Building a Base for Cyber-autonomy
- Author(s): Shoshitaishvili, Yan
- Advisor(s): Vigna, Giovanni
- Kruegel, Christopher
- et al.
As software becomes increasingly embedded in our daily lives, it becomes more and more critical to find the vulnerabilities in this software. Worse, since the amount and variety of this software is rapidly proliferating, manual analysis by rare, talented hackers cannot scale to keep this software safe.
My first foray into what became my dissertation work tried to address a specific class of this general problem: backdoors inserted (either due to malice or for later support and maintenance convenience) into internet-connected embedded devices, such as smart power-meters. To address the requirement of having to reason about logical bugs and to analyze enormous amounts of binary code, I created a novel combination of static and dynamic-symbolic analysis techniques. Combining this with an insight into a new way to define a backdoor, I was able to build a system that analyzed firmware of real-world devices to identify such vulnerabilities in them.
This first foray led into my main contribution: the generalization of this analysis composition in the form of a principled binary analysis framework built to enable the seamless combination of diverse program analysis techniques. This framework, angr, provides a powerful base future research from myself, my lab-mates, and researchers around the world (as the framework is fully open source). One of the early applications of the system was the identification of authentication bypass vulnerabilities in binary firmware using a combination of static analysis and dynamic symbolic execution.

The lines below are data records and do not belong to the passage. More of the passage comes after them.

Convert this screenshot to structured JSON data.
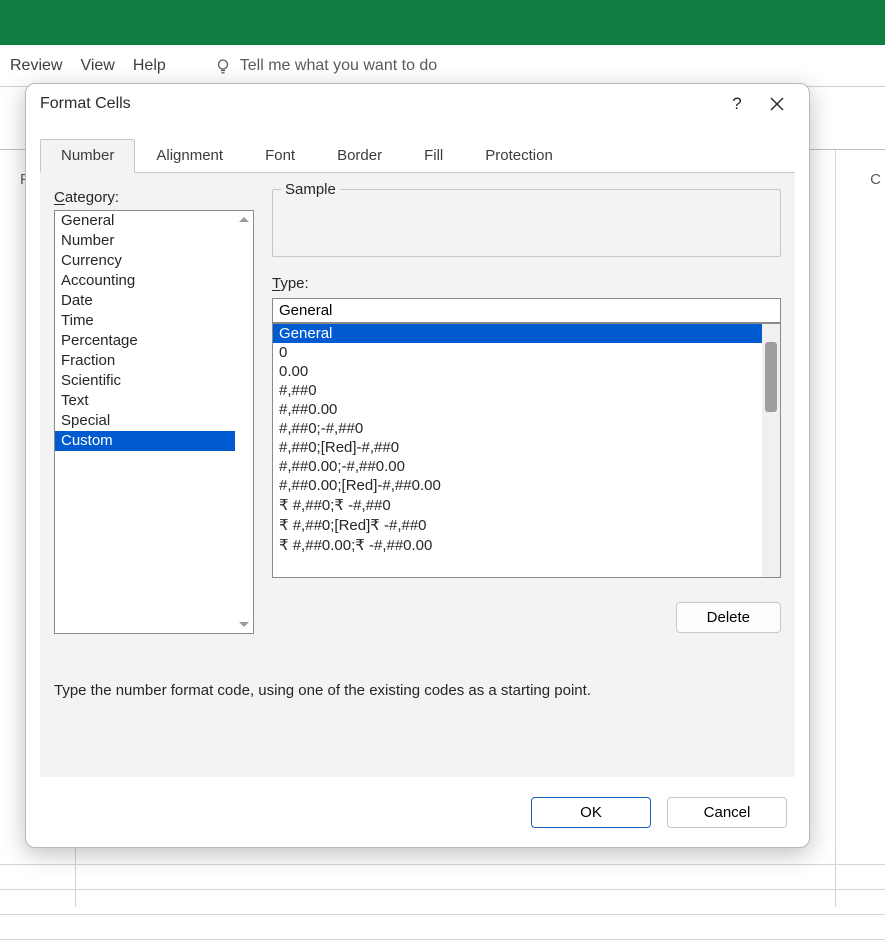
{
  "ribbon": {
    "tabs": [
      "Review",
      "View",
      "Help"
    ],
    "tell_me": "Tell me what you want to do"
  },
  "sheet": {
    "col_left": "F",
    "col_right": "C"
  },
  "dialog": {
    "title": "Format Cells",
    "help_symbol": "?",
    "tabs": [
      {
        "label": "Number",
        "active": true
      },
      {
        "label": "Alignment",
        "active": false
      },
      {
        "label": "Font",
        "active": false
      },
      {
        "label": "Border",
        "active": false
      },
      {
        "label": "Fill",
        "active": false
      },
      {
        "label": "Protection",
        "active": false
      }
    ],
    "category_label_pre": "C",
    "category_label_post": "ategory:",
    "categories": [
      {
        "label": "General",
        "selected": false
      },
      {
        "label": "Number",
        "selected": false
      },
      {
        "label": "Currency",
        "selected": false
      },
      {
        "label": "Accounting",
        "selected": false
      },
      {
        "label": "Date",
        "selected": false
      },
      {
        "label": "Time",
        "selected": false
      },
      {
        "label": "Percentage",
        "selected": false
      },
      {
        "label": "Fraction",
        "selected": false
      },
      {
        "label": "Scientific",
        "selected": false
      },
      {
        "label": "Text",
        "selected": false
      },
      {
        "label": "Special",
        "selected": false
      },
      {
        "label": "Custom",
        "selected": true
      }
    ],
    "sample_label": "Sample",
    "sample_value": "",
    "type_label_pre": "T",
    "type_label_post": "ype:",
    "type_value": "General",
    "type_list": [
      {
        "label": "General",
        "selected": true
      },
      {
        "label": "0",
        "selected": false
      },
      {
        "label": "0.00",
        "selected": false
      },
      {
        "label": "#,##0",
        "selected": false
      },
      {
        "label": "#,##0.00",
        "selected": false
      },
      {
        "label": "#,##0;-#,##0",
        "selected": false
      },
      {
        "label": "#,##0;[Red]-#,##0",
        "selected": false
      },
      {
        "label": "#,##0.00;-#,##0.00",
        "selected": false
      },
      {
        "label": "#,##0.00;[Red]-#,##0.00",
        "selected": false
      },
      {
        "label": "₹ #,##0;₹ -#,##0",
        "selected": false
      },
      {
        "label": "₹ #,##0;[Red]₹ -#,##0",
        "selected": false
      },
      {
        "label": "₹ #,##0.00;₹ -#,##0.00",
        "selected": false
      }
    ],
    "delete_label": "Delete",
    "hint": "Type the number format code, using one of the existing codes as a starting point.",
    "ok_label": "OK",
    "cancel_label": "Cancel"
  }
}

Using angr, we built an autonomous program analysis system that was able to analyze, exploit, and protect binary code without any human intervention. This system, the Mechanical Phish, won third place in the Cyber Grand Challenge, a competition created by DARPA to bootstrap the development of autonomous Cyber Reasoning Systems. While the system did well, its performance in the Cyber Grand Challenge provided an insight that shaped the conclusion of my dissertation: even with the current program analysis techniques combined into a coherent Cyber Reasoning System, serious limitations still exist. In the final work of my graduate studies, I explored the careful reintegration of human assistance into our analysis automation, in a way that addresses its limitations without compromising its scalability advantage over manual analysis.